Le personnage de Patty, la mère de Judith, s'avère l'opposé de Judith. Patty ne peut aimer une de ses filles, alors que Judith est capable d'un amour inconditionnel envers une enfant qui n'est pas issue de sa chair. Le personnage de Kurt, fabricant de faux papiers, est lui aussi déterminé par l'amour, là encore, il s'agit d'un sentiment transgressif, peu élaboré sauf à travers une réplique : «  Tu sais, il y a plein d'hommes qui t'invitent à diner, je t'invite à être qui tu veux ». Le personnage d'Abdel, montre que pour lui, Judith, après qu'il l'a utilisée, battue, diffamée, est une femme jetable. Le personnage de Joris, le fils de Judith et de Melvill, recèle une complexité qui n'est que suggérée. Ainsi, des aspects du film confirment la trame principale, la difficulté de la divulgation, de l'admission, de l'affirmation quand il est question d'amour… et de méchanceté. L'humain, désormais, tient plus à ses hargnes qu'à ses prédilections, à ses vindictes qu'à ses affections, à ses détestations qu'à ses évolutions.
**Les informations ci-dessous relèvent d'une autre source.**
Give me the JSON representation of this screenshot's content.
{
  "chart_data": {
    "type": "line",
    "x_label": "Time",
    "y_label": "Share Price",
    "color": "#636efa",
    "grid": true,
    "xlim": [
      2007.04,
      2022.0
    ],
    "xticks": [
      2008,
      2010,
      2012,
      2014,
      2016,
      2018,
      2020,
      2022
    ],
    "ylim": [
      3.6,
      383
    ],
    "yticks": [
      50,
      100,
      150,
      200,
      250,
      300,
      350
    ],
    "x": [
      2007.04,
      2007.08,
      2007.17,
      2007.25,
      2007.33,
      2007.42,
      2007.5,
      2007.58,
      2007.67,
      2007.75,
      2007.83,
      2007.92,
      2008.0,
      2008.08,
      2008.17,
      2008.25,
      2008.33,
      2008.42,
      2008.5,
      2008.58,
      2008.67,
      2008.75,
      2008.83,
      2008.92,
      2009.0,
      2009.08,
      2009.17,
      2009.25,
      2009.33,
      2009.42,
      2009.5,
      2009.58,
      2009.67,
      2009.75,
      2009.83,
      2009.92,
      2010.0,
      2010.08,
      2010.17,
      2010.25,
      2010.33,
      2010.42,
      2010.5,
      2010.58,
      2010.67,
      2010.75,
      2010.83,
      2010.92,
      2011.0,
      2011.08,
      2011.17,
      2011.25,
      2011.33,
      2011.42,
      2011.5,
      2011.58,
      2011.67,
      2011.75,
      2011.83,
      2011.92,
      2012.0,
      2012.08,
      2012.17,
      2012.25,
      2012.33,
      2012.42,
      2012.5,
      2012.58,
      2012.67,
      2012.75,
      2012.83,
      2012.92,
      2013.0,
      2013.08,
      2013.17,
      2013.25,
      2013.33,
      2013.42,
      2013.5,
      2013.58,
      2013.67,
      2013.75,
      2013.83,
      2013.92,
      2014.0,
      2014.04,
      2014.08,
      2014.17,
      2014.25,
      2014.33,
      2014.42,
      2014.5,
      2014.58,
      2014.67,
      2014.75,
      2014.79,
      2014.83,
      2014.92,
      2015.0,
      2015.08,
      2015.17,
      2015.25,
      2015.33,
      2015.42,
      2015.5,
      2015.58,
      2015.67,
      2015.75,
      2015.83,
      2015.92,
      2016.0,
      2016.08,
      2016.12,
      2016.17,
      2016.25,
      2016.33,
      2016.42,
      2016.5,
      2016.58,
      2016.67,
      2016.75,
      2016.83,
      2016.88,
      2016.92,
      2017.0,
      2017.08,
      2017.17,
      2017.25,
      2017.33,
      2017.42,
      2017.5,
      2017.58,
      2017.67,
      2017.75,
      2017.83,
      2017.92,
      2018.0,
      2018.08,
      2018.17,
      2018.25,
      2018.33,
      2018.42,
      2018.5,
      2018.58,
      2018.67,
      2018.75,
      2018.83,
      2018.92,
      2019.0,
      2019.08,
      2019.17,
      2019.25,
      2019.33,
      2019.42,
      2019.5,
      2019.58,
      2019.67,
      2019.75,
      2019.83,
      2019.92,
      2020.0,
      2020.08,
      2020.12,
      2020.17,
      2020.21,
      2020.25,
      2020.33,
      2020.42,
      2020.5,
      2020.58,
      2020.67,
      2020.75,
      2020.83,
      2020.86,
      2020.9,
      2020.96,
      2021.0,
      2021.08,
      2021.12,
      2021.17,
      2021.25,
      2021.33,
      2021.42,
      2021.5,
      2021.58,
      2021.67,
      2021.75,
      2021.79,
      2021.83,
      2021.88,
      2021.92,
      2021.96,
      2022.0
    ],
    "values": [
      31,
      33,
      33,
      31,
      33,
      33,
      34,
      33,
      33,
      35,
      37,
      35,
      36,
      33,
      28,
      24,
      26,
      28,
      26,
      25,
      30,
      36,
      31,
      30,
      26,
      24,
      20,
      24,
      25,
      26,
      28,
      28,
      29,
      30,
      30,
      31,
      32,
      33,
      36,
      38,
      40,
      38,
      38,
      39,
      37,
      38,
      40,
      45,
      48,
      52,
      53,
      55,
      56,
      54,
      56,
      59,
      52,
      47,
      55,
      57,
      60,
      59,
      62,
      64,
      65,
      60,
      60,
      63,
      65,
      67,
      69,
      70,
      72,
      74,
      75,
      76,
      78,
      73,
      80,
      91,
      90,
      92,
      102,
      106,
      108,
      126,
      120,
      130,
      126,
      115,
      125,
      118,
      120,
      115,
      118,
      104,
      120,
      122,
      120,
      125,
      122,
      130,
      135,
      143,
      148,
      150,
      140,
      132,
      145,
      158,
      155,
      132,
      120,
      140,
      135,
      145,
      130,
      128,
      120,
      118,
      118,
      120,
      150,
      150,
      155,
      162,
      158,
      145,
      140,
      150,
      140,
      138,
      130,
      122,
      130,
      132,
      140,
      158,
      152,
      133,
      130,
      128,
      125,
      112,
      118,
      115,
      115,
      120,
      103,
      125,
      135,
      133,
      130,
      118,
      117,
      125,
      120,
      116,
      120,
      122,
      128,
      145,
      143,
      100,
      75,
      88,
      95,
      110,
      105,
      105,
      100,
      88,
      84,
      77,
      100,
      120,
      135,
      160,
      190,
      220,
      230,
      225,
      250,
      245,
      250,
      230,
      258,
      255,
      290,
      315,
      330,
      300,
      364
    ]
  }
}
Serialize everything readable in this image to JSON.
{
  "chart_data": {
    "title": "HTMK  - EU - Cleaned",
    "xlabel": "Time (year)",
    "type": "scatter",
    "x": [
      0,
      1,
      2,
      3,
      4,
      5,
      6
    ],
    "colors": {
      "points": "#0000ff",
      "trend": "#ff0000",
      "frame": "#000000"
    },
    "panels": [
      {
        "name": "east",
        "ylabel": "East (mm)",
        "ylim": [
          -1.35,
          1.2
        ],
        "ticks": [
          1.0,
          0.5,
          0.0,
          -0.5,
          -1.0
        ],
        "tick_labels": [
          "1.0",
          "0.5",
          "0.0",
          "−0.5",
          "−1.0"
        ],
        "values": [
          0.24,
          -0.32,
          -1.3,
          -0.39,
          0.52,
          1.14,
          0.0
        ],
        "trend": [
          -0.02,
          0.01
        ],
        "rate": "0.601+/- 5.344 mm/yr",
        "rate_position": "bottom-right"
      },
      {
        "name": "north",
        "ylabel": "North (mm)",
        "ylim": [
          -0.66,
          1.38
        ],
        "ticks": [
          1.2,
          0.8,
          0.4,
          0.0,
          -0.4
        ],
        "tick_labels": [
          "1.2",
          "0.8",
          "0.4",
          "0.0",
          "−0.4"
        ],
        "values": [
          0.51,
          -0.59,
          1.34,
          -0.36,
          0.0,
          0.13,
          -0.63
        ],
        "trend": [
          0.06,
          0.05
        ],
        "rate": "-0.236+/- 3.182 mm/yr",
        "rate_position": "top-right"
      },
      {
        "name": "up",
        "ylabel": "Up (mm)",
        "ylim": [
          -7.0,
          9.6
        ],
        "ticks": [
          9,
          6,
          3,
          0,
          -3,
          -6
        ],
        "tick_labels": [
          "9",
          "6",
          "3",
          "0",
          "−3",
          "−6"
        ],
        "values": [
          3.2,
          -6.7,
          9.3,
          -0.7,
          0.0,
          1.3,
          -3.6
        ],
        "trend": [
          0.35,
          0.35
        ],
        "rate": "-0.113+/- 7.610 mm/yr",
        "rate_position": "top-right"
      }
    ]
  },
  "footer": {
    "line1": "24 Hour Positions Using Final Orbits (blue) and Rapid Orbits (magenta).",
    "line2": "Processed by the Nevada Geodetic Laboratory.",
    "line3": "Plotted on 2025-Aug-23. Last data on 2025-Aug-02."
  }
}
Dans ce film, progressivement, l'énigme est aussi développée qu'expliquée. Le public peut comprendre les choix de Judith mais peut-il les admettre?

Le film Madeleine Collins permet l'écoute attentive puisqu'il est basé sur la révélation par le langage verbal. Certes, les scènes se déroulent dans des contextes d'aisance financière, de beauté privilégiée, de luxe facile, des images de rêve, mais, la résolution de l'énigme est dite, précisément, minutieusement mais avec parcimonie. Barraud fait appel à l'intelligence, la cognition, pour comprendre un besoin vital et déterminant au -delà de l'oxygène, de l'eau, de la nourriture, pour survivre : le besoin d'amour.

La gravité des pires traumatismes concerne toujours le déni de sécurité affective. Plus personne n'appelle à la reconnaissance de cette structure immatérielle qui relève de l'entraide, de l'empathie, de la bonté, de la volonté de prendre soin dans l'altérité.

Le film séduit, charme, satisfait puis soudain déconcerte par l'admission d'une réalité primordiale mais marginalisée.

À l'originalité du sujet, à la finesse de l'élaboration du récit, il faut reconnaître le talent de Virginie Efira dans une interprétation juste, nuancée, subtile et qui malgré la force de son personnage instille la fragilité, la vulnérabilité, l'abnégation avec douceur.

L'estompement du mystère n'empêche pas l'immiscion de l'abime et de l'inéluctable.

Madeleine Collins, un film d'ambiance qui mène à la réflexion.